I pooled data from two seasons and normalized yield based on location and fertilizer. Now, I’ll check whether this normalized data matches what R calculated.
library(readr)
github="https://raw.githubusercontent.com/agronomy4future/raw_data_practice/main/normalization_practice.csv"
dataA= data.frame(read_csv(url(github), show_col_types= FALSE))

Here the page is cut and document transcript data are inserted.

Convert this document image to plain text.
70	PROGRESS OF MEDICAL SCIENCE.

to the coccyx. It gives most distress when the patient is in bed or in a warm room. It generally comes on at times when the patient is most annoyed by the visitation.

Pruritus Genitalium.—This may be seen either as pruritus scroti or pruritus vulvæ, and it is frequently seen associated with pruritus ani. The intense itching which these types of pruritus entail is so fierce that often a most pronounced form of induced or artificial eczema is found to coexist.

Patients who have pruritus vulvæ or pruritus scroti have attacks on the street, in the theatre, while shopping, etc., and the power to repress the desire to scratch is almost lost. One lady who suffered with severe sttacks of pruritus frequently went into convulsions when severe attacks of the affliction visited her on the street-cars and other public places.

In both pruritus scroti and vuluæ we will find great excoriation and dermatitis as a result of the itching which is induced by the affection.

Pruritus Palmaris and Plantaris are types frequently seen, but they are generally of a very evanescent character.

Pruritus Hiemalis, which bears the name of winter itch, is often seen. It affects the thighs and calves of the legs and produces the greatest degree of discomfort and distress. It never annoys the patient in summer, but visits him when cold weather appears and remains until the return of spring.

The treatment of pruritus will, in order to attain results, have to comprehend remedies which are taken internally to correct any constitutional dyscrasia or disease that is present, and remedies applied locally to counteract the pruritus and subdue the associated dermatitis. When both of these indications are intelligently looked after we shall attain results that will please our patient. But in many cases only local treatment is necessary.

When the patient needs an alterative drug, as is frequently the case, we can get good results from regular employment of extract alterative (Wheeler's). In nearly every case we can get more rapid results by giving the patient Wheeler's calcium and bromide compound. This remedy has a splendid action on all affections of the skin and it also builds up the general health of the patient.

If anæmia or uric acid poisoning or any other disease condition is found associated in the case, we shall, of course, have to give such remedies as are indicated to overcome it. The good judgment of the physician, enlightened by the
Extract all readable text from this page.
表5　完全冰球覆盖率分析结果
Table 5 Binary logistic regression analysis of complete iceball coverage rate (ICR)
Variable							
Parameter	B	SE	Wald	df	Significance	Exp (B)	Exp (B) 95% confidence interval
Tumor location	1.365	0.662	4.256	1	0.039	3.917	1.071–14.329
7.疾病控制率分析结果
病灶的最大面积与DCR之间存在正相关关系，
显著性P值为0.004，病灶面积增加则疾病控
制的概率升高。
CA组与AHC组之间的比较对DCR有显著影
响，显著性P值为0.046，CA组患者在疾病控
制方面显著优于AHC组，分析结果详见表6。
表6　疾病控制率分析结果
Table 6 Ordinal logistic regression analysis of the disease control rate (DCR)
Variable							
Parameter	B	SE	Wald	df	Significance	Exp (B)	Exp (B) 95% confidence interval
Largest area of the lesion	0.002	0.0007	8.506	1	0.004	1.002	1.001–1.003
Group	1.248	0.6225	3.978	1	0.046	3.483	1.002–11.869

dataB= data.frame(dataA %>%
group_by(location, fertilizer) %>%
mutate(
Normalized_R=(normalized-mean(normalized))/sd(normalized),
))
dataB$Normalized_R=round(dataB$Normalized_R,digits=2)
dataB
location surphur_amount season fertilizer yield mean Stdev normalized Normalized_R
1 North 0 2020 Control 100.5 122.5 15.1 -1.45 -1.45
2 North 60 2020 Control 120.3 122.5 15.1 -0.14 -0.14
3 North 120 2020 Control 135.9 122.5 15.1 0.89 0.89
4 North 0 2021 Control 110.3 122.5 15.1 -0.81 -0.81
5 North 60 2021 Control 128.3 122.5 15.1 0.39 0.39
6 North 120 2021 Control 139.5 122.5 15.1 1.13 1.13
7 North 0 2020 Fast 149.0 145.5 19.9 0.17 0.17
8 North 60 2020 Fast 166.3 145.5 19.9 1.04 1.04
9 North 120 2020 Fast 169.9 145.5 19.9 1.23 1.23
10 North 0 2021 Fast 119.2 145.5 19.9 -1.32 -1.32
11 North 60 2021 Fast 133.0 145.5 19.9 -0.63 -0.63
12 North 120 2021 Fast 135.9 145.5 19.9 -0.48 -0.48
13 North 0 2020 Slow 171.3 167.3 22.9 0.17 0.17
14 North 60 2020 Slow 191.1 167.3 22.9 1.04 1.04
15 North 120 2020 Slow 195.3 167.3 22.9 1.23 1.23
16 North 0 2021 Slow 137.0 167.3 22.9 -1.32 -1.32
17 North 60 2021 Slow 152.9 167.3 22.9 -0.63 -0.63
18 North 120 2021 Slow 156.3 167.3 22.9 -0.48 -0.48
19 South 0 2020 Control 109.6 121.4 15.5 -0.76 -0.76
20 South 60 2020 Control 122.3 121.4 15.5 0.06 0.06
21 South 120 2020 Control 125.0 121.4 15.5 0.24 0.24
22 South 0 2021 Control 100.0 121.4 15.5 -1.38 -1.38
23 South 60 2021 Control 125.9 121.4 15.5 0.29 0.29
24 South 120 2021 Control 145.3 121.4 15.5 1.54 1.54
25 South 0 2020 Fast 163.9 160.1 21.9 0.17 0.17
26 South 60 2020 Fast 182.9 160.1 21.9 1.04 1.04
27 South 120 2020 Fast 186.9 160.1 21.9 1.23 1.23
28 South 0 2021 Fast 131.1 160.1 21.9 -1.32 -1.32
29 South 60 2021 Fast 146.3 160.1 21.9 -0.63 -0.63
30 South 120 2021 Fast 149.5 160.1 21.9 -0.48 -0.48
31 South 0 2020 Slow 167.8 164.0 22.4 0.17 0.17
32 South 60 2020 Slow 187.3 164.0 22.4 1.04 1.04
33 South 120 2020 Slow 191.4 164.0 22.4 1.23 1.23
34 South 0 2021 Slow 134.3 164.0 22.4 -1.32 -1.32
35 South 60 2021 Slow 149.8 164.0 22.4 -0.63 -0.63
36 South 120 2021 Slow 153.1 164.0 22.4 -0.48 -0.48
My calculation matches the R calculation, so I can trust the code.